A penetration tester is getting ready to conduct a vulnerability scan to evaluate an environment that consists of a container orchestration cluster. Which of the following tools would be best to use for this purpose?
In a container orchestration environment (for example, Kubernetes), the most valuable vulnerability scanning capability is one that understands container images, packages, and misconfigurations that commonly occur in containerized workloads. Trivy is specifically designed for container security assessment: it scans container images and the underlying OS/application dependencies for known vulnerabilities and can also identify misconfigurations relevant to cloud-native deployments. This aligns closely with PenTest+ guidance that testers should choose tools that match the technology stack being assessed—container ecosystems require image- and dependency-aware scanning rather than only traditional host/service scanning.

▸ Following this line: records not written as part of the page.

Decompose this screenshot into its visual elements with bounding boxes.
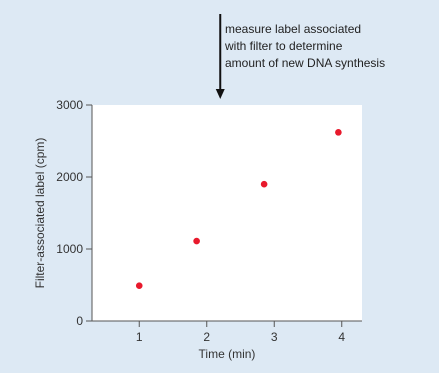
annotation-line-1: measure label associated bbox=[225, 22, 361, 36]
arrow-head bbox=[215, 89, 225, 99]
data-point bbox=[335, 129, 342, 136]
data-point bbox=[260, 180, 268, 188]
x-tick-label: 1 bbox=[136, 330, 143, 344]
annotation-line-3: amount of new DNA synthesis bbox=[225, 56, 385, 70]
data-point bbox=[135, 282, 143, 290]
plot-area bbox=[92, 105, 362, 321]
y-tick-label: 1000 bbox=[56, 242, 83, 256]
data-points bbox=[135, 129, 342, 290]
x-ticks: 1 2 3 4 bbox=[136, 321, 345, 344]
annotation-arrow bbox=[215, 14, 225, 99]
y-tick-label: 0 bbox=[76, 314, 83, 328]
x-tick-label: 2 bbox=[203, 330, 210, 344]
annotation-line-2: with filter to determine bbox=[224, 39, 343, 53]
y-ticks: 0 1000 2000 3000 bbox=[56, 98, 92, 328]
y-tick-label: 2000 bbox=[56, 170, 83, 184]
x-tick-label: 3 bbox=[271, 330, 278, 344]
y-axis-title: Filter-associated label (cpm) bbox=[33, 138, 47, 289]
x-tick-label: 4 bbox=[338, 330, 345, 344]
x-axis-title: Time (min) bbox=[199, 347, 256, 361]
data-point bbox=[193, 237, 200, 245]
y-tick-label: 3000 bbox=[56, 98, 83, 112]
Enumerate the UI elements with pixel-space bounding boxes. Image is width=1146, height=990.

NSE (Nmap Scripting Engine) is excellent for network discovery and service enumeration, but it does not provide comprehensive container image vulnerability coverage. Nessus is a general-purpose vulnerability scanner and can be useful for hosts, but it is not as directly focused on container image supply chain issues and cluster workload artifacts as a dedicated container scanner. CrackMapExec (CME) is aimed at Windows/AD enumeration and lateral movement, not container vulnerability scanning. Therefore, Trivy is the best fit for scanning a container orchestration cluster environment.